隊列が決まってからは馬順の入れ替わりも少なく、勝負どころの3~4コーナーへと差し掛かる。このあたりでは外に位置した差し馬たちの手応えが明らかによく、実際、直線を向くと先行集団はすぐに壊滅。そのため、前からはバテた馬たちが下がってくる、外からは差し馬たちが押し寄せてくるで、馬群のなかは
大混乱に。結果、外を回った差し追い込み馬が①~④着を占めることとなった。
勝ったのは1番人気の
コマノインパルス。
葉牡丹賞では
ホープフルSを勝つレイデオロの豪脚に屈して②着に敗れたものの、③着馬(
京成杯で⑤着となる
アサギリジョー)には3馬身半の差をつけていた。
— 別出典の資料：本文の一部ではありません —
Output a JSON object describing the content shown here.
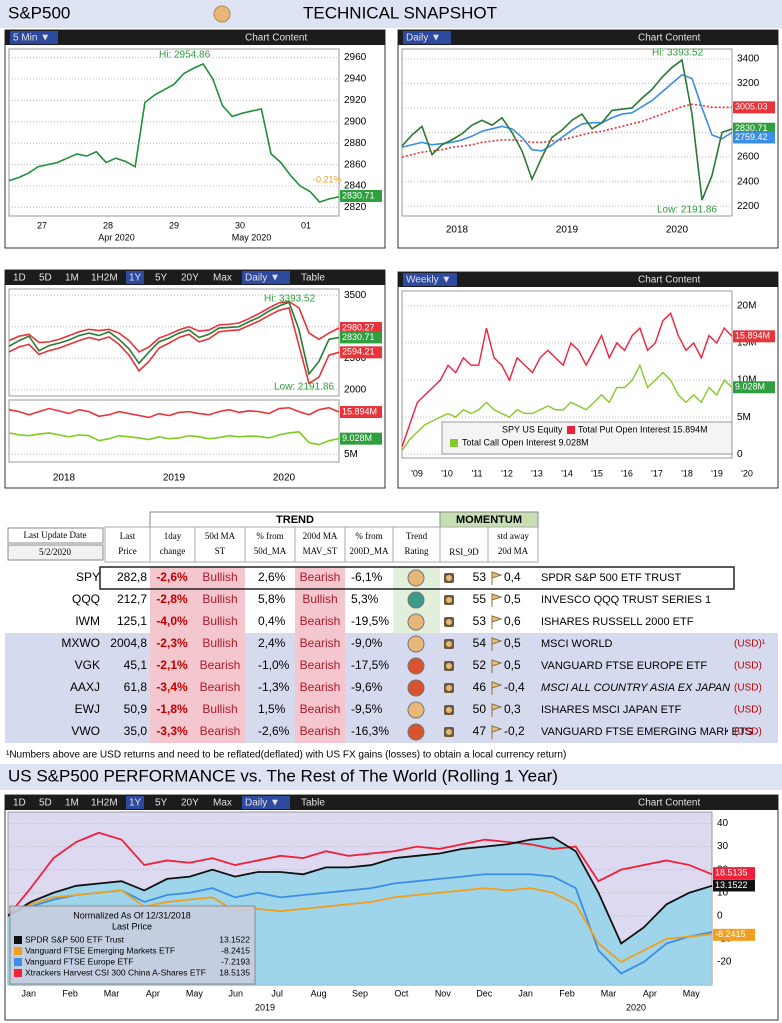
{
  "header": {
    "left": "S&P500",
    "dot_color": "#e8b87a",
    "title": "TECHNICAL SNAPSHOT"
  },
  "panels": [
    {
      "toolbar": [
        "5 Min ▼"
      ],
      "selected": [
        0
      ],
      "content": "Chart Content",
      "ylim": [
        2812,
        2968
      ],
      "yticks": [
        2820,
        2840,
        2860,
        2880,
        2900,
        2920,
        2940,
        2960
      ],
      "series": [
        {
          "color": "#1f8f3a",
          "values": [
            2845,
            2848,
            2852,
            2858,
            2860,
            2862,
            2866,
            2870,
            2868,
            2872,
            2862,
            2866,
            2863,
            2858,
            2918,
            2925,
            2930,
            2935,
            2945,
            2950,
            2954,
            2940,
            2915,
            2905,
            2908,
            2910,
            2912,
            2870,
            2862,
            2850,
            2840,
            2835,
            2825,
            2828,
            2830
          ]
        }
      ],
      "tags": [
        {
          "value": 2830.71,
          "label": "2830.71",
          "color": "#2e9e3e"
        }
      ],
      "notes": [
        "Hi: 2954.86",
        "-0.21%"
      ],
      "xlabels": [
        "27",
        "28",
        "29",
        "30",
        "01"
      ],
      "xlabels2": [
        "Apr 2020",
        "May 2020"
      ]
    },
    {
      "toolbar": [
        "Daily ▼"
      ],
      "selected": [
        0
      ],
      "content": "Chart Content",
      "ylim": [
        2120,
        3480
      ],
      "yticks": [
        2200,
        2400,
        2600,
        2800,
        3000,
        3200,
        3400
      ],
      "series": [
        {
          "color": "#e8333a",
          "dash": true,
          "values": [
            2600,
            2620,
            2640,
            2650,
            2660,
            2680,
            2690,
            2700,
            2720,
            2730,
            2740,
            2740,
            2730,
            2720,
            2720,
            2730,
            2740,
            2760,
            2780,
            2800,
            2810,
            2830,
            2850,
            2870,
            2890,
            2920,
            2950,
            2980,
            3010,
            3030,
            3020,
            3005,
            3005,
            3005
          ]
        },
        {
          "color": "#3a8ee6",
          "values": [
            2680,
            2700,
            2720,
            2700,
            2710,
            2720,
            2740,
            2770,
            2810,
            2830,
            2850,
            2830,
            2760,
            2660,
            2650,
            2700,
            2760,
            2820,
            2870,
            2880,
            2880,
            2920,
            2950,
            2960,
            3010,
            3060,
            3130,
            3200,
            3270,
            3240,
            3000,
            2780,
            2750,
            2800
          ]
        },
        {
          "color": "#2b7a33",
          "values": [
            2690,
            2780,
            2850,
            2620,
            2700,
            2740,
            2790,
            2860,
            2900,
            2860,
            2920,
            2800,
            2650,
            2420,
            2600,
            2760,
            2820,
            2900,
            2950,
            2830,
            2880,
            2980,
            2990,
            3000,
            3080,
            3150,
            3250,
            3330,
            3390,
            2950,
            2250,
            2450,
            2800,
            2830
          ]
        }
      ],
      "tags": [
        {
          "value": 3005.03,
          "label": "3005.03",
          "color": "#e8333a"
        },
        {
          "value": 2830.71,
          "label": "2830.71",
          "color": "#2e9e3e"
        },
        {
          "value": 2759.42,
          "label": "2759.42",
          "color": "#3a8ee6"
        }
      ],
      "notes": [
        "Hi: 3393.52",
        "Low: 2191.86"
      ],
      "xlabels": [
        "2018",
        "2019",
        "2020"
      ]
    },
    {
      "toolbar": [
        "1D",
        "5D",
        "1M",
        "1H2M",
        "1Y",
        "5Y",
        "20Y",
        "Max",
        "Daily ▼",
        "Table"
      ],
      "selected": [
        4,
        8
      ],
      "upper": {
        "ylim": [
          1900,
          3600
        ],
        "yticks": [
          2000,
          2500,
          3000,
          3500
        ],
        "series": [
          {
            "color": "#e8333a",
            "values": [
              2780,
              2850,
              2880,
              2750,
              2760,
              2800,
              2860,
              2920,
              2960,
              2940,
              2960,
              2900,
              2780,
              2600,
              2680,
              2820,
              2880,
              2950,
              3000,
              2930,
              2950,
              3030,
              3040,
              3060,
              3130,
              3210,
              3300,
              3380,
              3400,
              3300,
              2900,
              2800,
              2900,
              2980
            ]
          },
          {
            "color": "#e8333a",
            "values": [
              2600,
              2680,
              2720,
              2560,
              2620,
              2660,
              2720,
              2780,
              2830,
              2790,
              2840,
              2720,
              2550,
              2300,
              2450,
              2660,
              2740,
              2830,
              2880,
              2760,
              2810,
              2920,
              2940,
              2950,
              3020,
              3090,
              3180,
              3260,
              3300,
              2700,
              2100,
              2200,
              2550,
              2594
            ]
          },
          {
            "color": "#2b7a33",
            "values": [
              2690,
              2780,
              2850,
              2620,
              2700,
              2740,
              2790,
              2860,
              2900,
              2860,
              2920,
              2800,
              2650,
              2420,
              2600,
              2760,
              2820,
              2900,
              2950,
              2830,
              2880,
              2980,
              2990,
              3000,
              3080,
              3150,
              3250,
              3330,
              3390,
              2950,
              2250,
              2450,
              2800,
              2830
            ]
          }
        ],
        "tags": [
          {
            "value": 2980.27,
            "label": "2980.27",
            "color": "#e8333a"
          },
          {
            "value": 2830.71,
            "label": "2830.71",
            "color": "#2e9e3e"
          },
          {
            "value": 2594.21,
            "label": "2594.21",
            "color": "#e8333a"
          }
        ],
        "notes": [
          "Hi: 3393.52",
          "Low: 2191.86"
        ]
      },
      "lower": {
        "ylim": [
          3,
          19
        ],
        "yticks": [
          {
            "value": 5,
            "label": "5M"
          }
        ],
        "series": [
          {
            "color": "#e8333a",
            "values": [
              16.5,
              16,
              15.2,
              16,
              16.8,
              16.2,
              15.5,
              16.5,
              16,
              14.8,
              15.2,
              16,
              15.5,
              15,
              14.5,
              15.5,
              15,
              15.8,
              16,
              15.5,
              15.2,
              16,
              16.5,
              15.8,
              16.2,
              16,
              15.5,
              16.8,
              17,
              16,
              15.2,
              16.5,
              17,
              15.894
            ]
          },
          {
            "color": "#7ccc1e",
            "values": [
              10.5,
              10,
              9.8,
              10.2,
              10.5,
              10,
              9.5,
              10,
              9.8,
              8.5,
              9,
              9.8,
              9.5,
              9.2,
              8.8,
              9.5,
              9,
              9.2,
              9.8,
              9.5,
              9,
              9.3,
              9.8,
              9.5,
              9.7,
              9.6,
              9.2,
              10,
              10.5,
              10.8,
              8,
              7.5,
              8.5,
              9.028
            ]
          }
        ],
        "tags": [
          {
            "value": 15.894,
            "label": "15.894M",
            "color": "#e8333a"
          },
          {
            "value": 9.028,
            "label": "9.028M",
            "color": "#2e9e3e"
          }
        ]
      },
      "xlabels": [
        "2018",
        "2019",
        "2020"
      ]
    },
    {
      "toolbar": [
        "Weekly ▼"
      ],
      "selected": [
        0
      ],
      "content": "Chart Content",
      "ylim": [
        -0.5,
        22
      ],
      "yticks": [
        0,
        {
          "value": 5,
          "label": "5M"
        },
        {
          "value": 10,
          "label": "10M"
        },
        {
          "value": 15,
          "label": "15M"
        },
        {
          "value": 20,
          "label": "20M"
        }
      ],
      "series": [
        {
          "name": "Total Put Open Interest 15.894M",
          "color": "#f0203a",
          "values": [
            1,
            4,
            7,
            8,
            9,
            10,
            12,
            11,
            13,
            12,
            12,
            17,
            13,
            12,
            10,
            13,
            12,
            11,
            13,
            14,
            13,
            12,
            15,
            14,
            12,
            14,
            16,
            13,
            15,
            14,
            16,
            17,
            14,
            15,
            18,
            19,
            16,
            14,
            15,
            13,
            16,
            15,
            17,
            15.894
          ]
        },
        {
          "name": "Total Call Open Interest 9.028M",
          "color": "#86c928",
          "values": [
            0.5,
            2,
            3,
            4,
            4.5,
            5,
            5.5,
            5,
            6,
            5.5,
            6,
            7,
            6,
            5.5,
            5,
            6,
            5.5,
            5.5,
            6,
            6.5,
            6,
            6,
            7,
            6.5,
            6,
            7,
            8,
            7,
            9,
            9,
            10,
            12,
            9,
            10,
            11,
            10,
            8,
            7,
            8,
            7,
            9,
            8,
            10,
            9.028
          ]
        }
      ],
      "tags": [
        {
          "value": 15.894,
          "label": "15.894M",
          "color": "#e8333a"
        },
        {
          "value": 9.028,
          "label": "9.028M",
          "color": "#2e9e3e"
        }
      ],
      "legend_title": "SPY US Equity",
      "xlabels": [
        "'09",
        "'10",
        "'11",
        "'12",
        "'13",
        "'14",
        "'15",
        "'16",
        "'17",
        "'18",
        "'19",
        "'20"
      ]
    }
  ],
  "table": {
    "update_label": "Last Update Date",
    "update_date": "5/2/2020",
    "group_trend": "TREND",
    "group_momentum": "MOMENTUM",
    "headers": [
      [
        "Last",
        "Price"
      ],
      [
        "1day",
        "change"
      ],
      [
        "50d MA",
        "ST"
      ],
      [
        "% from",
        "50d_MA"
      ],
      [
        "200d MA",
        "MAV_ST"
      ],
      [
        "% from",
        "200D_MA"
      ],
      [
        "Trend",
        "Rating"
      ],
      [
        "RSI_9D"
      ],
      [
        "std away",
        "20d MA"
      ]
    ],
    "rows": [
      {
        "ticker": "SPY",
        "price": "282,8",
        "change": "-2,6%",
        "ma50": "Bullish",
        "pct50": "2,6%",
        "ma200": "Bearish",
        "pct200": "-6,1%",
        "trend_color": "#e8b87a",
        "rsi": 53,
        "std": "0,4",
        "name": "SPDR S&P 500 ETF TRUST"
      },
      {
        "ticker": "QQQ",
        "price": "212,7",
        "change": "-2,8%",
        "ma50": "Bullish",
        "pct50": "5,8%",
        "ma200": "Bullish",
        "pct200": "5,3%",
        "trend_color": "#3a9a8a",
        "rsi": 55,
        "std": "0,5",
        "name": "INVESCO QQQ TRUST SERIES 1"
      },
      {
        "ticker": "IWM",
        "price": "125,1",
        "change": "-4,0%",
        "ma50": "Bullish",
        "pct50": "0,4%",
        "ma200": "Bearish",
        "pct200": "-19,5%",
        "trend_color": "#e8b87a",
        "rsi": 53,
        "std": "0,6",
        "name": "ISHARES RUSSELL 2000 ETF"
      },
      {
        "ticker": "MXWO",
        "price": "2004,8",
        "change": "-2,3%",
        "ma50": "Bullish",
        "pct50": "2,4%",
        "ma200": "Bearish",
        "pct200": "-9,0%",
        "trend_color": "#e8b87a",
        "rsi": 54,
        "std": "0,5",
        "name": "MSCI WORLD",
        "ccy": "(USD)¹"
      },
      {
        "ticker": "VGK",
        "price": "45,1",
        "change": "-2,1%",
        "ma50": "Bearish",
        "pct50": "-1,0%",
        "ma200": "Bearish",
        "pct200": "-17,5%",
        "trend_color": "#d9542e",
        "rsi": 52,
        "std": "0,5",
        "name": "VANGUARD FTSE EUROPE ETF",
        "ccy": "(USD)"
      },
      {
        "ticker": "AAXJ",
        "price": "61,8",
        "change": "-3,4%",
        "ma50": "Bearish",
        "pct50": "-1,3%",
        "ma200": "Bearish",
        "pct200": "-9,6%",
        "trend_color": "#d9542e",
        "rsi": 46,
        "std": "-0,4",
        "name": "MSCI ALL COUNTRY ASIA EX JAPAN",
        "ccy": "(USD)",
        "italic": true
      },
      {
        "ticker": "EWJ",
        "price": "50,9",
        "change": "-1,8%",
        "ma50": "Bullish",
        "pct50": "1,5%",
        "ma200": "Bearish",
        "pct200": "-9,5%",
        "trend_color": "#e8b87a",
        "rsi": 50,
        "std": "0,3",
        "name": "ISHARES MSCI JAPAN ETF",
        "ccy": "(USD)"
      },
      {
        "ticker": "VWO",
        "price": "35,0",
        "change": "-3,3%",
        "ma50": "Bearish",
        "pct50": "-2,6%",
        "ma200": "Bearish",
        "pct200": "-16,3%",
        "trend_color": "#d9542e",
        "rsi": 47,
        "std": "-0,2",
        "name": "VANGUARD FTSE EMERGING MARKETS",
        "ccy": "(USD)"
      }
    ]
  },
  "footnote": "¹Numbers above are USD returns  and  need to be reflated(deflated) with US FX gains (losses) to obtain a local currency return)",
  "performance": {
    "title": "US S&P500 PERFORMANCE vs. The Rest of The World (Rolling 1 Year)",
    "toolbar": [
      "1D",
      "5D",
      "1M",
      "1H2M",
      "1Y",
      "5Y",
      "20Y",
      "Max",
      "Daily ▼",
      "Table"
    ],
    "selected": [
      4,
      8
    ],
    "content": "Chart Content",
    "ylim": [
      -30,
      45
    ],
    "yticks": [
      -20,
      -10,
      0,
      10,
      20,
      30,
      40
    ],
    "legend_title": "Normalized As Of 12/31/2018",
    "legend_sub": "Last Price",
    "series": [
      {
        "name": "SPDR S&P 500 ETF Trust",
        "color": "#111111",
        "last": "13.1522",
        "values": [
          0,
          6,
          10,
          13,
          14,
          15,
          11,
          16,
          17,
          20,
          17,
          19,
          19,
          18,
          21,
          21,
          22,
          25,
          26,
          27,
          29,
          30,
          31,
          33,
          34,
          28,
          10,
          -12,
          -5,
          5,
          10,
          13
        ]
      },
      {
        "name": "Vanguard FTSE Emerging Markets ETF",
        "color": "#f0a020",
        "last": "-8.2415",
        "values": [
          0,
          5,
          8,
          9,
          10,
          11,
          4,
          6,
          7,
          8,
          2,
          3,
          2,
          3,
          4,
          5,
          6,
          8,
          9,
          10,
          11,
          12,
          11,
          12,
          10,
          5,
          -12,
          -20,
          -15,
          -10,
          -9,
          -8
        ]
      },
      {
        "name": "Vanguard FTSE Europe ETF",
        "color": "#3a8ee6",
        "last": "-7.2193",
        "values": [
          0,
          4,
          7,
          9,
          10,
          11,
          6,
          9,
          10,
          12,
          8,
          10,
          8,
          9,
          10,
          11,
          12,
          14,
          15,
          16,
          17,
          18,
          18,
          18,
          17,
          12,
          -15,
          -25,
          -20,
          -12,
          -9,
          -7
        ]
      },
      {
        "name": "Xtrackers Harvest CSI 300 China A-Shares ETF",
        "color": "#f0203a",
        "last": "18.5135",
        "values": [
          0,
          12,
          25,
          32,
          36,
          33,
          22,
          24,
          23,
          25,
          22,
          24,
          26,
          25,
          28,
          26,
          27,
          28,
          30,
          29,
          31,
          33,
          32,
          31,
          29,
          30,
          15,
          20,
          22,
          24,
          22,
          18
        ]
      }
    ],
    "tags": [
      {
        "value": 18.5135,
        "label": "18.5135",
        "color": "#f0203a"
      },
      {
        "value": 13.1522,
        "label": "13.1522",
        "color": "#111111"
      },
      {
        "value": -8.2415,
        "label": "-8.2415",
        "color": "#f0a020"
      }
    ],
    "xlabels": [
      "Jan",
      "Feb",
      "Mar",
      "Apr",
      "May",
      "Jun",
      "Jul",
      "Aug",
      "Sep",
      "Oct",
      "Nov",
      "Dec",
      "Jan",
      "Feb",
      "Mar",
      "Apr",
      "May"
    ],
    "years": [
      "2019",
      "2020"
    ]
  }
}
その前走と同条件で、目の上のたんこぶが抜けたとなれば1番人気に推されるのも、勝つのもまったく不思議はなかった。
展開が向いた面もあるとはいえ、まずは完勝といっていいだろう。
この馬は血統もなかなか興味深い。
父バゴの産駒は
京成杯で過去1頭のみの出走で、それが2年前に②着に入ったブラックバゴ。その後はノド鳴りがあってスランプに陥っていたが、先週の1000万下で久しぶりの勝利を挙げていた。ノド鳴りの手術が成功したことに加えて、最後に好走した
京成杯と同じ中山芝2000mだったことも大きかったはずだ。年に一度の
ハービンジャーの祭典などと浮かれずに、
バゴにももっと警戒しておくべきだったと反省しても
後の祭りである。
母方に目を向けると、なんといっても3代母の
リンデンリリーに触れなくてはならない。夭逝した
岡潤一郎騎手に、1991年の
エリザベス女王杯で初のG1勝利をもたらした直後に競走能力を喪失していることが判明し、引退を余儀なくされた
幻の名牝。その子孫で中央の重賞を勝ったのは、直仔のヤマカツリリー以来2頭目となる。
そのほか、②着の
ガンサリュートは勝ち上がりに4戦を要したものの、3ヵ月ぶりかつ重賞初出走でいきなりの好走を果たした。4コーナーの手応えでは勝ち馬を上回って見えたほどで、そのわりには伸び切れなかった印象もある。
父ダノンシャンティ、
母の父クロフネという血統を考慮しても、2000mは微妙に長いのかもしれない。
③着の
マイネルスフェーンは前走の
ホープフルSと同じく直線ではインを狙ったが、あまりにも馬群がゴチャつき、進路を外に切り替えているうちに大勢が決していた。今回ばかりは2枠2番を引いたことを恨むしかない。あとは、差し追い込み馬がひとケタ着順のほとんど占めるなか、4角3番手から⑥着に踏ん張った
バリングラの巻き返しにも注目したい。